Now you will note that my List class is immutable. We can't modify List objects. We can only build new lists out of existing ones. Cheaply. Because when you construct a new list, it shares most of its elements with existing ones. So say we have a list l, and an integer i:

    ┌───┬───┐   ┌───┬───┐
l = │ x │  ───> │ y │  ───> empty
    └───┴───┘   └───┴───┘
i = 42

So, to add i to the beginning of l, we just create a new list l2:

     ┌───┬───┐
l2 = │ i │   │
     └───┴─│─┘
           │
           │   ┌───┬───┐   ┌───┬───┐
l  =       └──>│ x │  ───> │ y │  ───> empty
               └───┴───┘   └───┴───┘

Or, in code:

List l  = List(x, List(y, List()));
int  i  = 42;
List l2 = List(i, l); // cheap

l still exist, unmodified, and the creation of the entire l2 list only involved the creation of one cell. Likewise, removing the top element from a list is just as cheap.

When you can't help it

Sometimes, you just can't avoid the assignment statement or other side effects. Maybe you need so much efficiency that you have to mutate state to optimise your program (like in video encoders). Maybe you have to interact with a user, like in video games. Maybe your language doesn't handle memory automatically, effectively preventing you to use purely functional data structures. Maybe you need to write a loop, and you can't use list comprehensions, higher order functions, or recursion.

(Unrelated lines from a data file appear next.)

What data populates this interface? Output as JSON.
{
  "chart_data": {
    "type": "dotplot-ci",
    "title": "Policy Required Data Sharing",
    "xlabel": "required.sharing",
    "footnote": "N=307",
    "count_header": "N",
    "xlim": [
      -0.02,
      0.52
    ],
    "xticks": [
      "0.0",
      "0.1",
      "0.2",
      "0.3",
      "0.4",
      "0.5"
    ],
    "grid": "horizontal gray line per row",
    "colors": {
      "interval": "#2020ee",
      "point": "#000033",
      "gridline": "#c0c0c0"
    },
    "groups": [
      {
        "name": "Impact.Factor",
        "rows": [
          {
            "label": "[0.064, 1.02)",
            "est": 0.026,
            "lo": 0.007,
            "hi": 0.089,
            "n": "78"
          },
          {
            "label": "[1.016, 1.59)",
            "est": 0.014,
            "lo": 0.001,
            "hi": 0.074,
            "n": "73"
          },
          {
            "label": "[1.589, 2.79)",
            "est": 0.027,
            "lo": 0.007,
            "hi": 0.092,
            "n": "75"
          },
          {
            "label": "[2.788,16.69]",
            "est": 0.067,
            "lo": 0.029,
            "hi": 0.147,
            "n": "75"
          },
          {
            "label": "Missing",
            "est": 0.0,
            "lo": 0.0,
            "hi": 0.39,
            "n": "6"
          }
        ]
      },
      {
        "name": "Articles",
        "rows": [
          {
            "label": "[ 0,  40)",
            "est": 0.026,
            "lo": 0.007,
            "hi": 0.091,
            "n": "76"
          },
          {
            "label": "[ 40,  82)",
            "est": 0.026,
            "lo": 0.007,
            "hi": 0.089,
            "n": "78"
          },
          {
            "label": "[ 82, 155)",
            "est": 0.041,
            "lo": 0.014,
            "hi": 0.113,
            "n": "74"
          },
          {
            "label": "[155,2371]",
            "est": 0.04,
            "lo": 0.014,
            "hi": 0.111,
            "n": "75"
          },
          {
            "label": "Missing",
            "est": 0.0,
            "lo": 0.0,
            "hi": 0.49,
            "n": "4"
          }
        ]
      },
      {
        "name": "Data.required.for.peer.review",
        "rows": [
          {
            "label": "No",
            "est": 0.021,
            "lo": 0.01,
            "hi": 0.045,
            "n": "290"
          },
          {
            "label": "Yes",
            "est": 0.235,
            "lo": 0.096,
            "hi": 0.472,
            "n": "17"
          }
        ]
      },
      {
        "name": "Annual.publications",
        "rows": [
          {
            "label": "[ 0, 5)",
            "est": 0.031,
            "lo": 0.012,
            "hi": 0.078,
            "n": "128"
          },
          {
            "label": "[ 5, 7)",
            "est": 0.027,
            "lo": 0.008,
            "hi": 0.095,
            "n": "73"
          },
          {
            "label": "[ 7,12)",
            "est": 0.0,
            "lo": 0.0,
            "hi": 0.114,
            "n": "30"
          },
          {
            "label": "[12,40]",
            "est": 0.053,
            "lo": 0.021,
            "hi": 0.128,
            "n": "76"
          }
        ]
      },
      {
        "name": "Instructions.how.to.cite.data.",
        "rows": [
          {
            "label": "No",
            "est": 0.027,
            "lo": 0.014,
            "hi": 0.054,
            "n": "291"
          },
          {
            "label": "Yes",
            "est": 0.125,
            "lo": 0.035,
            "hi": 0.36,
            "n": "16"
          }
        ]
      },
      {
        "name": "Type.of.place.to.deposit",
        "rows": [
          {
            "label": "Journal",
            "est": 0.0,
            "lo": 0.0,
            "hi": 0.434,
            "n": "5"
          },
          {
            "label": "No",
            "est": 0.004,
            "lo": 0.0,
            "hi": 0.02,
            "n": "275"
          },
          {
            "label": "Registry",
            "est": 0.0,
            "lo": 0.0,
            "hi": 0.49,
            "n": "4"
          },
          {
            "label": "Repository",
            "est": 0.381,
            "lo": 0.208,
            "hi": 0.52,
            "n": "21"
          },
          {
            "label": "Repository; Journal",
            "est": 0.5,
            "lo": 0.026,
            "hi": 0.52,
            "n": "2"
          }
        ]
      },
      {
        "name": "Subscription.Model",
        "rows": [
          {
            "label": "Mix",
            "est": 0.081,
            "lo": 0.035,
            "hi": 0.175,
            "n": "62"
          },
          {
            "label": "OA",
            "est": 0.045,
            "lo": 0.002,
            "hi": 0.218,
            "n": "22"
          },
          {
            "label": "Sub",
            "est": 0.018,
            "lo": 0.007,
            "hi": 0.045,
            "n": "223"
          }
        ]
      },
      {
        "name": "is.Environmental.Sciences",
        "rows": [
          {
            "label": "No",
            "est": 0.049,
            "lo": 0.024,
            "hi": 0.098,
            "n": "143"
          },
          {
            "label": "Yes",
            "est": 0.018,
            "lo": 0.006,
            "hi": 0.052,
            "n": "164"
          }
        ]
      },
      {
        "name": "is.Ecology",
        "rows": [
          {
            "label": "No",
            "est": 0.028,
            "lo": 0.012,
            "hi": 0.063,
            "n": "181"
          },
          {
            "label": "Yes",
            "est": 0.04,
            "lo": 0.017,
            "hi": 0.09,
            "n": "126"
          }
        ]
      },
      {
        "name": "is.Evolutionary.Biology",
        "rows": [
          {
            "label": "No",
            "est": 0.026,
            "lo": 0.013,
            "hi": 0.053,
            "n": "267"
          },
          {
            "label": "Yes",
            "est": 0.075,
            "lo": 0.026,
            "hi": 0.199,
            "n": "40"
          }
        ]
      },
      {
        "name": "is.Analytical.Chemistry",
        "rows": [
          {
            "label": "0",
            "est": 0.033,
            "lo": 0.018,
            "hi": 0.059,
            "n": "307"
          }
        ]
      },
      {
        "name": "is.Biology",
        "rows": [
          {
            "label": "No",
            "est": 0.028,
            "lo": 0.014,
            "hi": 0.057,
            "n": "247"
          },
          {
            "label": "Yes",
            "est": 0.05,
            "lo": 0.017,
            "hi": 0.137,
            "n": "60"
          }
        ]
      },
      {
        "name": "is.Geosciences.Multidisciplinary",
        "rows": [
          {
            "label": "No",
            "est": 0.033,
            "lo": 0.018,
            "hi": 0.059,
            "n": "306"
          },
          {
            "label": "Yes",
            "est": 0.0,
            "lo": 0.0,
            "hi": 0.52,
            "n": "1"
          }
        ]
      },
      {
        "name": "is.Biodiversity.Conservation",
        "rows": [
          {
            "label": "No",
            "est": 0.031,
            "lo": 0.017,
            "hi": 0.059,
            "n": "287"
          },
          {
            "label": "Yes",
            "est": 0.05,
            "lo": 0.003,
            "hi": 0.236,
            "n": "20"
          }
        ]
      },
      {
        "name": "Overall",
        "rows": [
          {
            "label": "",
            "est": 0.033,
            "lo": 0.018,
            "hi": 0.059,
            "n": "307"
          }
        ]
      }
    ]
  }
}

The best you can do here is to isolate your impure code (which uses the assignment statement) from the rest of the program. Say for instance that you want to sort an array. Fast. A good choice could be quicksort. The problem is that quicksort relies heavily on mutation. But you can hide it:

array pure_sort (array a)
{
  array a2 = copy(a);
  quicksort(a2); // modify a2, nothing else
  return a2;
}

So, while the internal code of my pure_sort() function doesn't follow my own advice, it makes little matter, because no effect leaks from it. In the end, pure_sort() behaves like an ordinary function.

Conversely, when you interact with a user, be careful to separate the interaction part and the computation part. Say for instance that you write a program that draws a point on the screen, and moves it according to the mouse movement. It may look like this:

// wrong
Point p(0, 0);
while(true) // loop forever
{
  p = move(p, get_mouse_movement());
  if (p.x() < 0   ) p = Point(0    , p.y());
  if (p.x() > 1024) p = Point(1024 , p.y());
  if (p.y() < 0   ) p = Point(p.x(), 0    );
  if (p.y() > 768 ) p = Point(p.x(), 768  );
  draw(p);
}

The mistake here is to check for outbound coordinates in the main program. This check is not really part of the interaction, so it should be separated from it:

// correct
float inside(float x, float min, float max)
{
  return x < min ? min
       : x > max ? max
       :           x;
}
point smart_move(point p, point mouse_movement)
{
  Point q = move(p, mouse_movement);
  return Point(inside(q.x(), 0, 1024),
               inside(q.y(), 0,  768));
}
// main program
Point p(0, 0);
while(true) // loop forever
{
  p = smart_move(p, get_mouse_movement());
  draw(p);
}

Now, the main program became much simpler. The computation part, smart_move() and inside(), may be tested separately, and even re-used elsewhere. Now, if you didn't like the ternary operator's syntax, you may bend the rules:

// not too bad
float inside(float x, float min, float max)
{
  float result = x;
  if (result < min) result = min;
  if (result > max) result = max;
  return result;
}

But whatever you do, inside() should still be a mere function.

Conclusion

It's all about decoupling. Programs should have clear internal boundaries. Modules' interfaces should be small, easy to understand, and easy to use. Avoiding the assignment statement and sticking to immutable objects help the interfaces to be clear and explicit. This is no silver bullet, but it helps. A lot.